Como ministro de Información y Turismo, fue máximo censor y propagandista -el Goebbels de Franco-, y como ministro de la Gobernación, responsable último de la matanza, entre otras, el 3 de marzo de 1976 en Gasteiz, que acabó con la vida de cinco trabajadores vascos y dejó más de un centenar de heridos. Su participación al más alto nivel en la maquinaria franquista que cometió virtualmente un genocidio y crímenes de lesa humanidad está fuera de toda duda. Pero nunca hizo una condena expresa ni pidió perdón. Al contrario, como «padre de la Constitución», dinamizó la Transición que cerró la puerta a una ruptura democrática e instauró un modelo de estado sobre la impunidad y la amnesia.
Tras la muerte de Fraga no han faltado notables panegíricos ensalzando su figura y su contribución a la democracia, elogios y alabanzas por su compromiso con el pueblo español, loas a quien algunos han definido como «un hombre bueno». Este auténtico ejercicio de apología y enaltecimiento, en el que PSOE y PP han ido de la mano, hiere la memoria colectiva, hace sangrar las heridas de miles de muertos por los que Fraga nunca ha rendido cuentas. Y todo ello para hacer piña en la defensa de la sacrosanta transición española.
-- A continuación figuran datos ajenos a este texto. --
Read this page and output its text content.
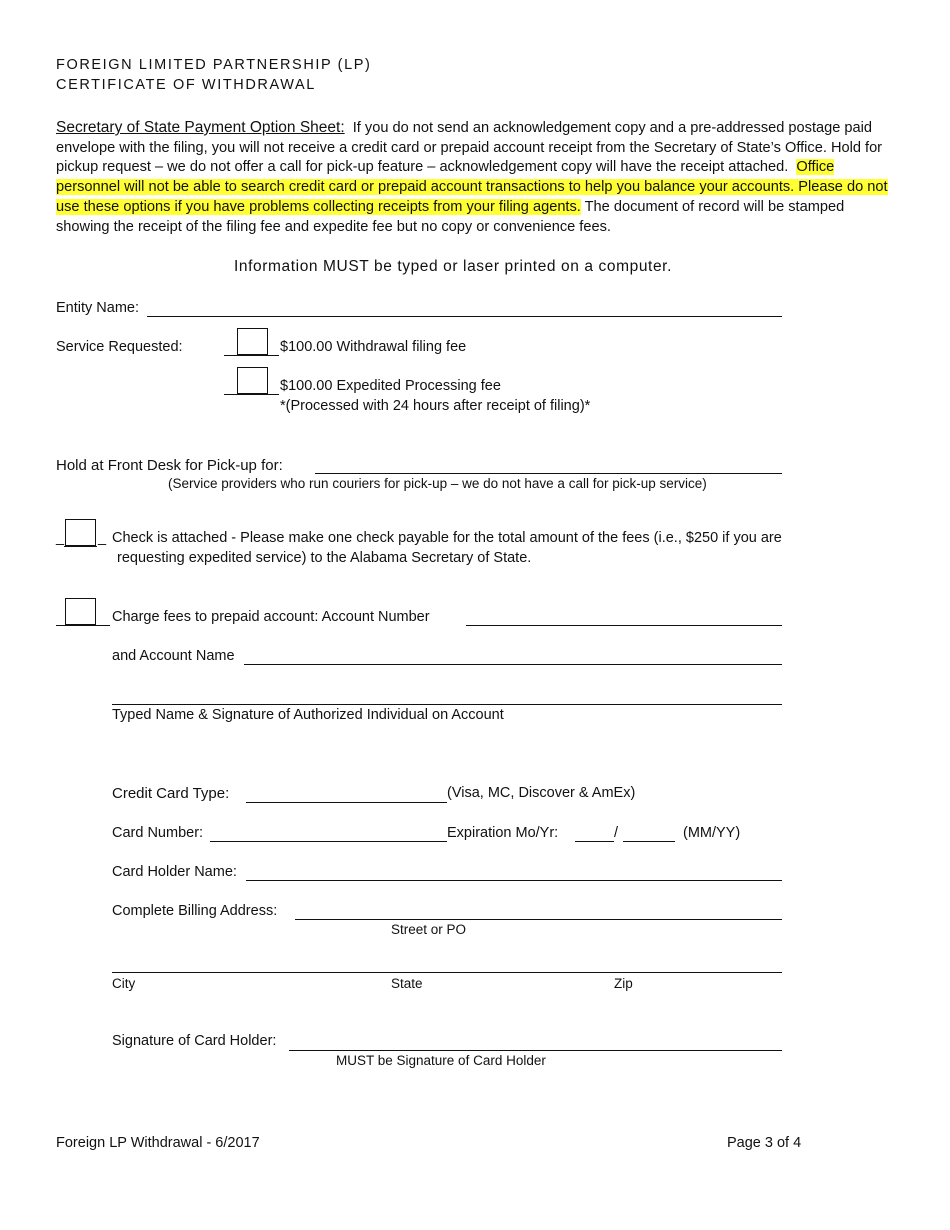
FOREIGN LIMITED PARTNERSHIP (LP)
CERTIFICATE OF WITHDRAWAL
Secretary of State Payment Option Sheet: If you do not send an acknowledgement copy and a pre-addressed postage paid envelope with the filing, you will not receive a credit card or prepaid account receipt from the Secretary of State’s Office. Hold for pickup request – we do not offer a call for pick-up feature – acknowledgement copy will have the receipt attached. Office personnel will not be able to search credit card or prepaid account transactions to help you balance your accounts. Please do not use these options if you have problems collecting receipts from your filing agents. The document of record will be stamped showing the receipt of the filing fee and expedite fee but no copy or convenience fees.
Information MUST be typed or laser printed on a computer.
Entity Name:
Service Requested:	$100.00 Withdrawal filing fee
$100.00 Expedited Processing fee
*(Processed with 24 hours after receipt of filing)*
Hold at Front Desk for Pick-up for:
(Service providers who run couriers for pick-up – we do not have a call for pick-up service)
_ _ Check is attached - Please make one check payable for the total amount of the fees (i.e., $250 if you are
requesting expedited service) to the Alabama Secretary of State.
Charge fees to prepaid account: Account Number
and Account Name
Typed Name & Signature of Authorized Individual on Account
Credit Card Type:	(Visa, MC, Discover & AmEx)
Card Number:	Expiration Mo/Yr:	/	(MM/YY)
Card Holder Name:
Complete Billing Address:
Street or PO
City	State	Zip
Signature of Card Holder:
MUST be Signature of Card Holder
Foreign LP Withdrawal - 6/2017	Page 3 of 4
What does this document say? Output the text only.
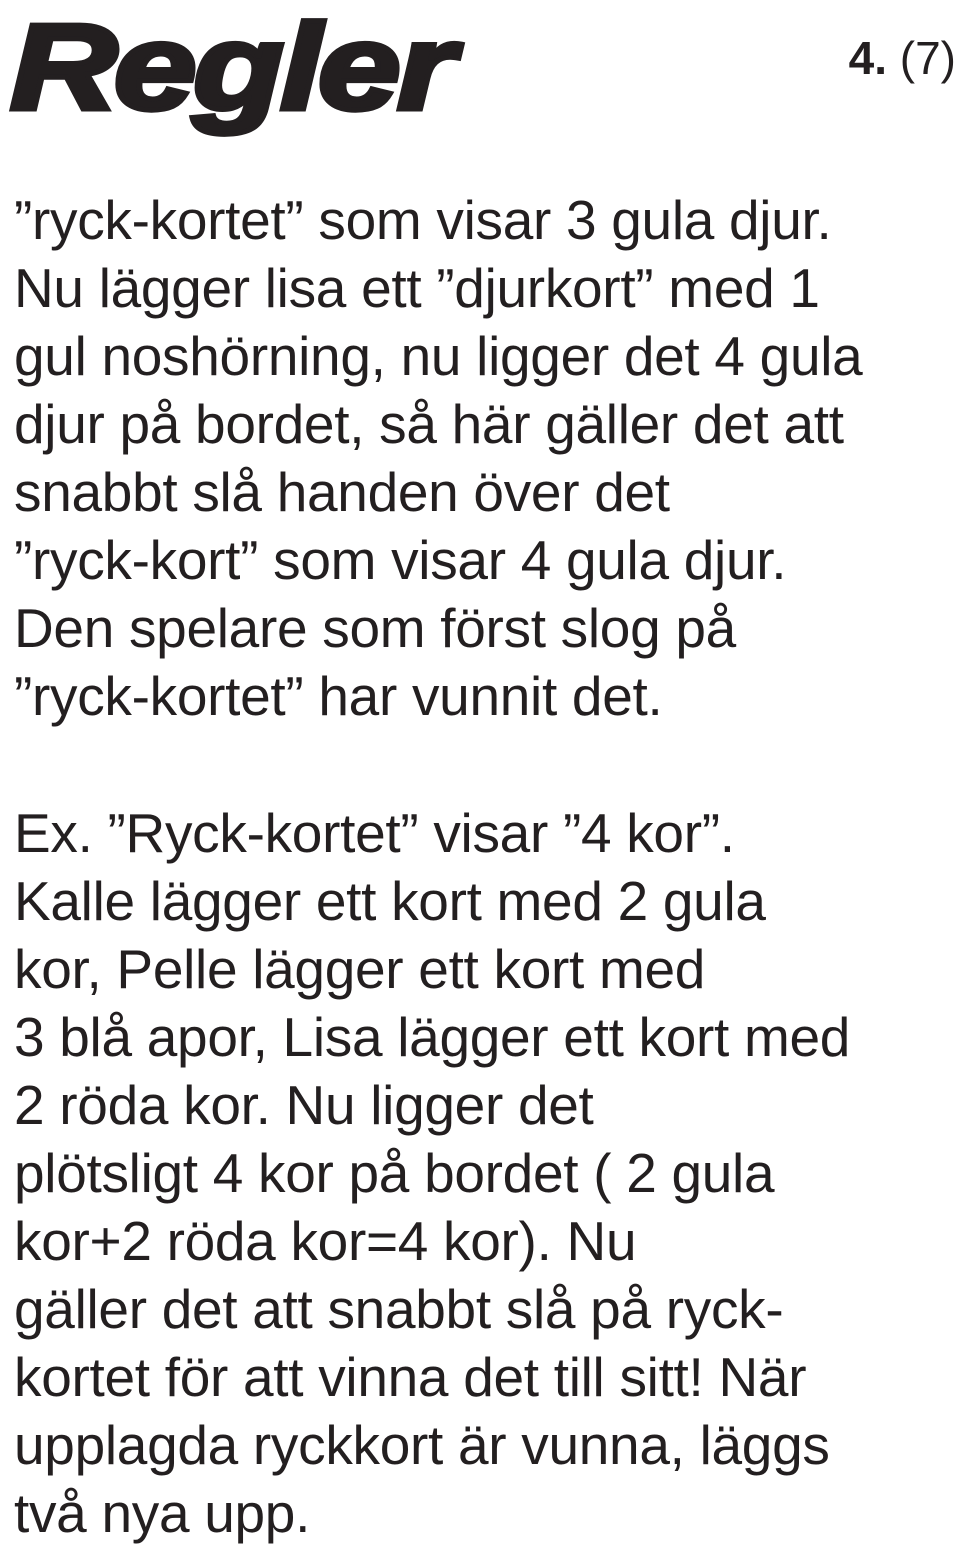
Regler	4. (7)
”ryck-kortet” som visar 3 gula djur.
Nu lägger lisa ett ”djurkort” med 1
gul noshörning, nu ligger det 4 gula
djur på bordet, så här gäller det att
snabbt slå handen över det
”ryck-kort” som visar 4 gula djur.
Den spelare som först slog på
”ryck-kortet” har vunnit det.
Ex. ”Ryck-kortet” visar ”4 kor”.
Kalle lägger ett kort med 2 gula
kor, Pelle lägger ett kort med
3 blå apor, Lisa lägger ett kort med
2 röda kor. Nu ligger det
plötsligt 4 kor på bordet ( 2 gula
kor+2 röda kor=4 kor). Nu
gäller det att snabbt slå på ryck-
kortet för att vinna det till sitt! När
upplagda ryckkort är vunna, läggs
två nya upp.
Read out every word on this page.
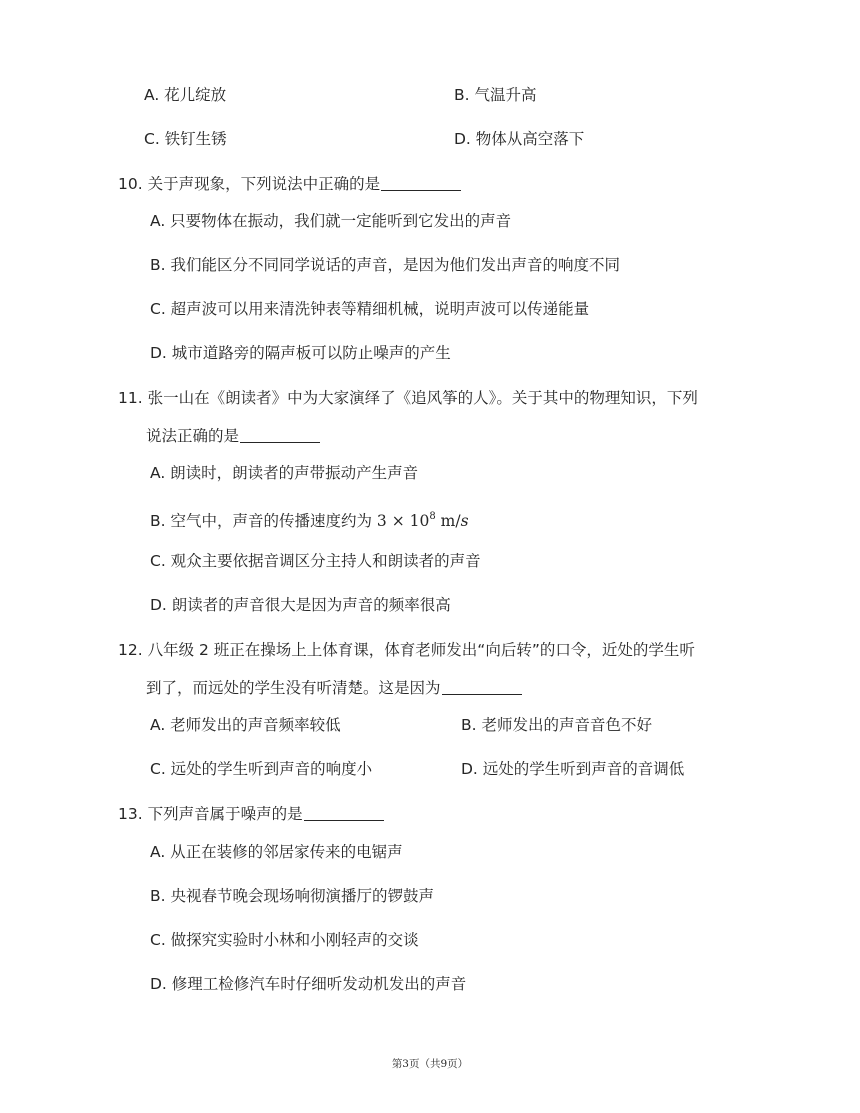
A. 花儿绽放	B. 气温升高
C. 铁钉生锈	D. 物体从高空落下
10. 关于声现象，下列说法中正确的是
A. 只要物体在振动，我们就一定能听到它发出的声音
B. 我们能区分不同同学说话的声音，是因为他们发出声音的响度不同
C. 超声波可以用来清洗钟表等精细机械，说明声波可以传递能量
D. 城市道路旁的隔声板可以防止噪声的产生
11. 张一山在《朗读者》中为大家演绎了《追风筝的人》。关于其中的物理知识，下列
说法正确的是
A. 朗读时，朗读者的声带振动产生声音
B. 空气中，声音的传播速度约为 $3 \times 10^8$ m/s
C. 观众主要依据音调区分主持人和朗读者的声音
D. 朗读者的声音很大是因为声音的频率很高
12. 八年级 2 班正在操场上上体育课，体育老师发出“向后转”的口令，近处的学生听
到了，而远处的学生没有听清楚。这是因为
A. 老师发出的声音频率较低	B. 老师发出的声音音色不好
C. 远处的学生听到声音的响度小	D. 远处的学生听到声音的音调低
13. 下列声音属于噪声的是
A. 从正在装修的邻居家传来的电锯声
B. 央视春节晚会现场响彻演播厅的锣鼓声
C. 做探究实验时小林和小刚轻声的交谈
D. 修理工检修汽车时仔细听发动机发出的声音
第3页（共9页）
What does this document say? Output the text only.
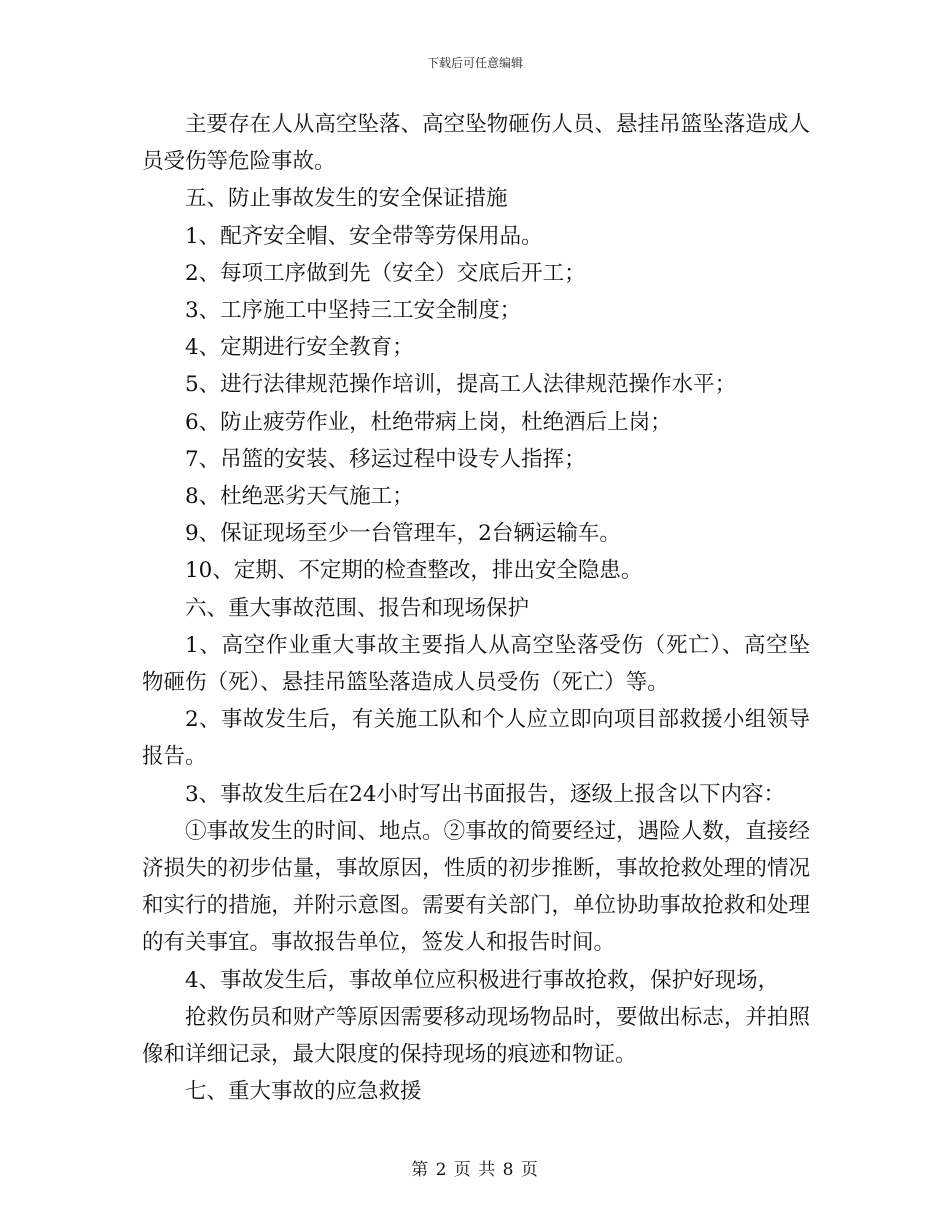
下载后可任意编辑

主要存在人从高空坠落、高空坠物砸伤人员、悬挂吊篮坠落造成人员受伤等危险事故。

五、防止事故发生的安全保证措施

1、配齐安全帽、安全带等劳保用品。

2、每项工序做到先（安全）交底后开工；

3、工序施工中坚持三工安全制度；

4、定期进行安全教育；

5、进行法律规范操作培训，提高工人法律规范操作水平；

6、防止疲劳作业，杜绝带病上岗，杜绝酒后上岗；

7、吊篮的安装、移运过程中设专人指挥；

8、杜绝恶劣天气施工；

9、保证现场至少一台管理车，2台辆运输车。

10、定期、不定期的检查整改，排出安全隐患。

六、重大事故范围、报告和现场保护

1、高空作业重大事故主要指人从高空坠落受伤（死亡）、高空坠物砸伤（死）、悬挂吊篮坠落造成人员受伤（死亡）等。

2、事故发生后，有关施工队和个人应立即向项目部救援小组领导报告。

3、事故发生后在24小时写出书面报告，逐级上报含以下内容：

①事故发生的时间、地点。②事故的简要经过，遇险人数，直接经济损失的初步估量，事故原因，性质的初步推断，事故抢救处理的情况和实行的措施，并附示意图。需要有关部门，单位协助事故抢救和处理的有关事宜。事故报告单位，签发人和报告时间。

4、事故发生后，事故单位应积极进行事故抢救，保护好现场，

抢救伤员和财产等原因需要移动现场物品时，要做出标志，并拍照像和详细记录，最大限度的保持现场的痕迹和物证。

七、重大事故的应急救援

第 2 页 共 8 页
Si, encarnada en la persona y la obra de Fraga, la defensa a ultranza de la la transición pasa por hacer de gente así un paradigma de demócrata y bondadoso estadista, no cabe sino coincidir con Jaime Gil de Biedma cuando dejó escrito que «de todas las historias de la Historia, la más triste sin duda es la de España, porque termina mal». Al menos, queda el consuelo de que la memoria de este país seguirá persiguiendo en su muerte a quien segó tantas vidas y tantas razones.